Soon a German, whom they refer to as Commissarius Schrader, was travelling in Holland and England on a so called study trip, (Studienreise), in order that he could familiarize himself with the newest achievements of glass manufacture. On his return he became the first administrator of the glass works, (Glashütte), called Lauenstein. During his study trip he must have become aware of John Tyzack, Broadglass maker, living in Wapping Hamlet, Stepney.
Not surprisingly, John, having worked in Mansell’s glassworks in Newcastle, in the Leith Glassworks in Scotland, and in Pennsylvania, was fully familiar with how to operate a glassworks. Additionally, since these operations were during the time of Mansell’s monopoly, whereby glass furnaces were only permitted to be fired using what was then called stone coal, he must have been practised in that technique. Now aged 52 years and seemingly still a keen traveller, it was not difficult for Schrader to persuade John to travel to Ostwald in Germany in order to assist him, and the man with the money, Conrad Wedemeyer, to start up their glassworks at Lauenstein. Since there was a suitable source of Steinkohle (stone coal), nearby, it was also not difficult to make use of it to heat the ovens.
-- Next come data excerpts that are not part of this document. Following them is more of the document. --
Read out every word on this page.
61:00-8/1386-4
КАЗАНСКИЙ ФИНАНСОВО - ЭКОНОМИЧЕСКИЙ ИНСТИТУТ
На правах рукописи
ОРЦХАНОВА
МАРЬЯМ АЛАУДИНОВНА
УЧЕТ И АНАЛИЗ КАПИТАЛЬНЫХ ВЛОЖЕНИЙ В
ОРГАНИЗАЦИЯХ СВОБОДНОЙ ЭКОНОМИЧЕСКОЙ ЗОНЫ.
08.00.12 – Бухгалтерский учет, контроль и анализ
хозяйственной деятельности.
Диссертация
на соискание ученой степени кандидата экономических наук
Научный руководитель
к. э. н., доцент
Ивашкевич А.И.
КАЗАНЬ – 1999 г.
In the process of writing up the records of the new works however they followed the normal tradition of spelling names phonetically. In John Tyzack’s case his name changed into Tisag in the German records. It remains in the records to this day in that form! In 1714 the German Elector George of Hanover nearby, became George I, King of Great Britain.
The final record of John to come to light is in Grazebrook’s book, “Collections of the Genealogies for the Noble Families of Henzey, Tyttery and Tyzack” in which it says that John Tyzack of St Dunstan’s, London died intestate in Germany, where he had property, (we do not know exactly when he died); and his goods were administered to by his son Nathan Tyzack in 1740.